At the end of the meeting, Mr. Burke and Mr. Brown said they wanted to get input from the Pulaski fifth- grade teachers and Ms. Pedisich. Ms. Toussaint said she felt “disheartened” by this response and that the issue was being “downplayed.”
Mr. Burke referred the News-Review to the superintendent’s office in response to an initial request for comment on June 21.
Between the essay contest and some other challenges Ms. Toussaint said her children faced during their first year at Pulaski, she began looking into other education options. In her research, she came across the Riverhead Charter School and decided to email its superintendent, Raymond Ankrum, about the Juneteenth assignment.
He shared a similar perspective, she said. In an emailed statement, Mr. Ankrum said educational assignments that force “students to relive their trauma” must be put to an end, regardless of the good intentions behind them.
“While we rightly refrain from asking other groups to revisit their painful pasts, Black students are consistently asked to remember themselves as slaves,” Mr. Ankrum said in his email. “This is unacceptable — we must make amends and ensure that our education system prioritizes healing and empowerment for all.”
When Ms. Toussaint spoke to other community members about the essay, she said she noticed a pattern of parents being kept in the dark and only learning about the contest if their child happened to have mentioned it. In previous years, however, local media has reported on award ceremonies held by the school for the essay contest winners. Past News-Review reports indicate the winners also read their essays aloud at the annual Juneteenth Day celebration in Riverside.
Ms. Toussaint added the assignment is typically completed in the classroom and some teachers make it mandatory, while others make it optional.
Anne Ondricek, whose son just moved up from sixth grade at Pulaski, said she didn’t know about the assignment until Ms. Toussaint told her about it. When she asked her son if he had completed the essay last year in fifth-grade, he confirmed he worked on it in the classroom.
“He said he just wrote about fireworks and celebration. I never saw what he wrote,” Ms. Ondricek said. “It seems very strange to have people imagine to be slaves and for my son — who is white — it’s just like a game. It t didn’t seem like it could really have any meaning for him, while for Black people who imagine their ancestors being in those positions, I feel like it’s much more traumatizing and emotional.”

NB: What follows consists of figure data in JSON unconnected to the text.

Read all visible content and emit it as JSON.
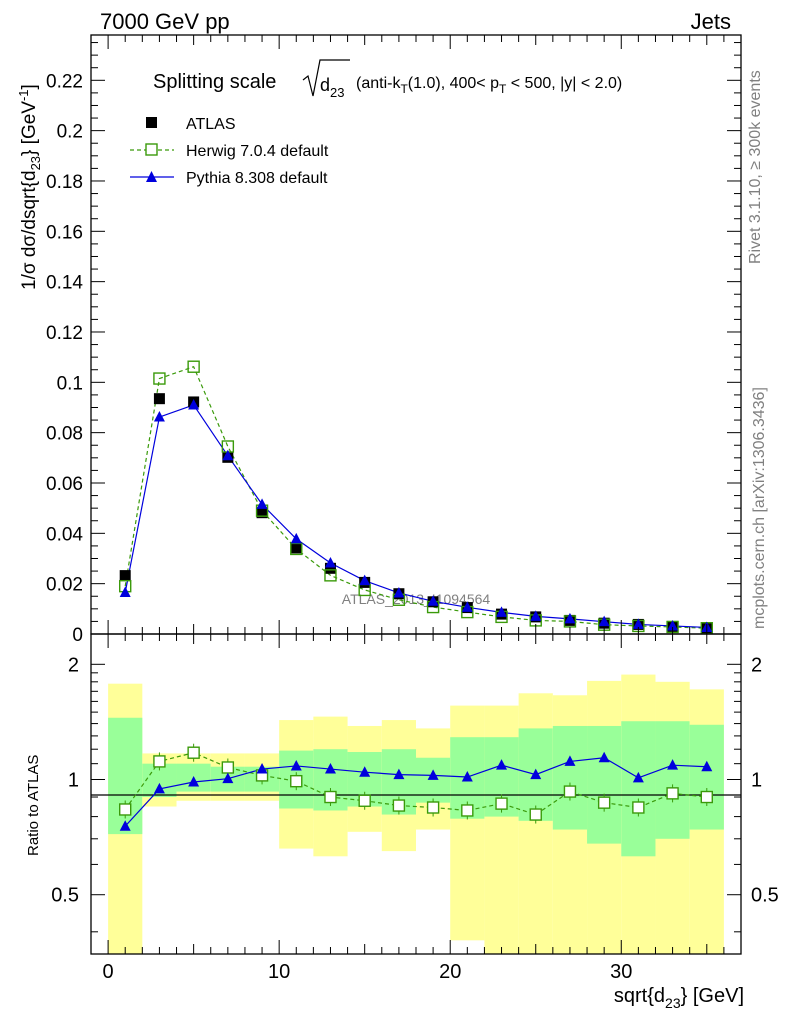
{
  "header": {
    "left": "7000 GeV pp",
    "right": "Jets"
  },
  "side_labels": {
    "rivet": "Rivet 3.1.10, ≥ 300k events",
    "mcplots": "mcplots.cern.ch [arXiv:1306.3436]"
  },
  "watermark": "ATLAS_2013_I1094564",
  "colors": {
    "atlas": "#000000",
    "herwig": "#3a9a0a",
    "pythia": "#0000dd",
    "band_outer": "#ffff99",
    "band_inner": "#99ff99"
  },
  "chart_data": [
    {
      "type": "scatter",
      "panel": "main",
      "title_main": "Splitting scale",
      "title_sqrt": "d",
      "title_sqrt_sub": "23",
      "title_rest": "(anti-k",
      "title_rest_sub": "T",
      "title_rest2": "(1.0), 400< p",
      "title_rest2_sub": "T",
      "title_rest3": " < 500, |y| < 2.0)",
      "ylabel": "1/σ dσ/dsqrt{d",
      "ylabel_sub": "23",
      "ylabel_end": "} [GeV",
      "ylabel_sup": "-1",
      "ylabel_close": "]",
      "ylim": [
        0,
        0.238
      ],
      "xlim": [
        -1,
        37
      ],
      "y_ticks": [
        "0",
        "0.02",
        "0.04",
        "0.06",
        "0.08",
        "0.1",
        "0.12",
        "0.14",
        "0.16",
        "0.18",
        "0.2",
        "0.22"
      ],
      "y_tick_values": [
        0,
        0.02,
        0.04,
        0.06,
        0.08,
        0.1,
        0.12,
        0.14,
        0.16,
        0.18,
        0.2,
        0.22
      ],
      "legend_position": "top-left",
      "x": [
        1,
        3,
        5,
        7,
        9,
        11,
        13,
        15,
        17,
        19,
        21,
        23,
        25,
        27,
        29,
        31,
        33,
        35
      ],
      "series": [
        {
          "name": "ATLAS",
          "marker": "filled-square",
          "values": [
            0.0232,
            0.0935,
            0.0922,
            0.0702,
            0.0482,
            0.0342,
            0.0261,
            0.0205,
            0.016,
            0.0128,
            0.0105,
            0.0079,
            0.0068,
            0.0054,
            0.0043,
            0.0038,
            0.003,
            0.0025
          ]
        },
        {
          "name": "Herwig 7.0.4 default",
          "marker": "open-square",
          "line": "dashed",
          "values": [
            0.019,
            0.1015,
            0.1062,
            0.0745,
            0.049,
            0.0338,
            0.0233,
            0.0175,
            0.0136,
            0.0107,
            0.0087,
            0.0068,
            0.0054,
            0.005,
            0.0037,
            0.0032,
            0.0028,
            0.0023
          ]
        },
        {
          "name": "Pythia 8.308 default",
          "marker": "filled-triangle",
          "line": "solid",
          "values": [
            0.0165,
            0.0862,
            0.091,
            0.0708,
            0.0515,
            0.0378,
            0.0282,
            0.0212,
            0.0163,
            0.013,
            0.0106,
            0.0086,
            0.007,
            0.006,
            0.0049,
            0.0038,
            0.0032,
            0.0026
          ]
        }
      ]
    },
    {
      "type": "scatter",
      "panel": "ratio",
      "ylabel": "Ratio to ATLAS",
      "xlabel": "sqrt{d",
      "xlabel_sub": "23",
      "xlabel_end": "} [GeV]",
      "scale": "log",
      "ylim": [
        0.35,
        2.4
      ],
      "xlim": [
        -1,
        37
      ],
      "x_ticks": [
        "0",
        "10",
        "20",
        "30"
      ],
      "x_tick_values": [
        0,
        10,
        20,
        30
      ],
      "y_ticks": [
        "0.5",
        "1",
        "2"
      ],
      "y_tick_values": [
        0.5,
        1,
        2
      ],
      "bins": [
        [
          0,
          2
        ],
        [
          2,
          4
        ],
        [
          4,
          6
        ],
        [
          6,
          8
        ],
        [
          8,
          10
        ],
        [
          10,
          12
        ],
        [
          12,
          14
        ],
        [
          14,
          16
        ],
        [
          16,
          18
        ],
        [
          18,
          20
        ],
        [
          20,
          22
        ],
        [
          22,
          24
        ],
        [
          24,
          26
        ],
        [
          26,
          28
        ],
        [
          28,
          30
        ],
        [
          30,
          32
        ],
        [
          32,
          34
        ],
        [
          34,
          36
        ]
      ],
      "band_outer": [
        [
          0.35,
          1.78
        ],
        [
          0.85,
          1.17
        ],
        [
          0.88,
          1.17
        ],
        [
          0.88,
          1.17
        ],
        [
          0.88,
          1.17
        ],
        [
          0.66,
          1.43
        ],
        [
          0.63,
          1.46
        ],
        [
          0.73,
          1.38
        ],
        [
          0.65,
          1.43
        ],
        [
          0.74,
          1.36
        ],
        [
          0.38,
          1.56
        ],
        [
          0.35,
          1.56
        ],
        [
          0.35,
          1.68
        ],
        [
          0.35,
          1.66
        ],
        [
          0.35,
          1.81
        ],
        [
          0.35,
          1.88
        ],
        [
          0.35,
          1.8
        ],
        [
          0.35,
          1.72
        ]
      ],
      "band_inner": [
        [
          0.72,
          1.45
        ],
        [
          0.9,
          1.1
        ],
        [
          0.93,
          1.1
        ],
        [
          0.93,
          1.08
        ],
        [
          0.93,
          1.08
        ],
        [
          0.84,
          1.19
        ],
        [
          0.83,
          1.2
        ],
        [
          0.85,
          1.18
        ],
        [
          0.81,
          1.2
        ],
        [
          0.87,
          1.14
        ],
        [
          0.79,
          1.29
        ],
        [
          0.8,
          1.29
        ],
        [
          0.78,
          1.36
        ],
        [
          0.74,
          1.38
        ],
        [
          0.68,
          1.38
        ],
        [
          0.63,
          1.42
        ],
        [
          0.7,
          1.42
        ],
        [
          0.74,
          1.39
        ]
      ],
      "series": [
        {
          "name": "Herwig 7.0.4 default",
          "values": [
            0.835,
            1.115,
            1.175,
            1.075,
            1.025,
            0.99,
            0.9,
            0.88,
            0.855,
            0.845,
            0.83,
            0.865,
            0.81,
            0.93,
            0.87,
            0.845,
            0.92,
            0.9
          ]
        },
        {
          "name": "Pythia 8.308 default",
          "values": [
            0.755,
            0.945,
            0.985,
            1.005,
            1.065,
            1.085,
            1.065,
            1.045,
            1.03,
            1.025,
            1.015,
            1.09,
            1.03,
            1.115,
            1.14,
            1.01,
            1.09,
            1.08
          ]
        }
      ]
    }
  ]
}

Kevin Johnson, parent of a recent Riverhead High School graduate, remembered when his son completed the assignment in fifth grade. Similar to many other parents’ experiences, his son brought the essay prompt home and Mr. Johnson said he was immediately alarmed.
He called the principal and the superintendent at the time, and spoke with Mr. Brown, but no changes came out of these conversations, he said. When his daughter moved up to Pulaski Street, he said he made sure she didn’t participate in the essay contest.
“To go as far as to have that grade level of children put their minds in a place where they see themselves as a slave — with really no knowledge of slavery whatsoever — just going off of what they may have heard, could be wrong,” Mr. Johnson said. “It’s pretty insulting.”
Mr. Brown said the East End Voters Coalition is almost “nonexistent” today, as the number of members has dwindled from nearly 20 to only three. Feeling he could no longer handle the contest himself, Mr. Brown expressed to Mr. Burke his desire to “ease out” of it.
The East End Voters Coalition was not involved in this year’s contest, Mr. Brown said, but Mr. Burke decided to continue it by having the teachers collect all the essays, act as the judges and select three winners.
“In the almost 20 years since we’ve been having this [contest], I haven’t had anything but positive responses from the parents, the kids and the teachers,” Mr. Brown said. “The school board even has positive comments about the contest, so we’ll see what happens.”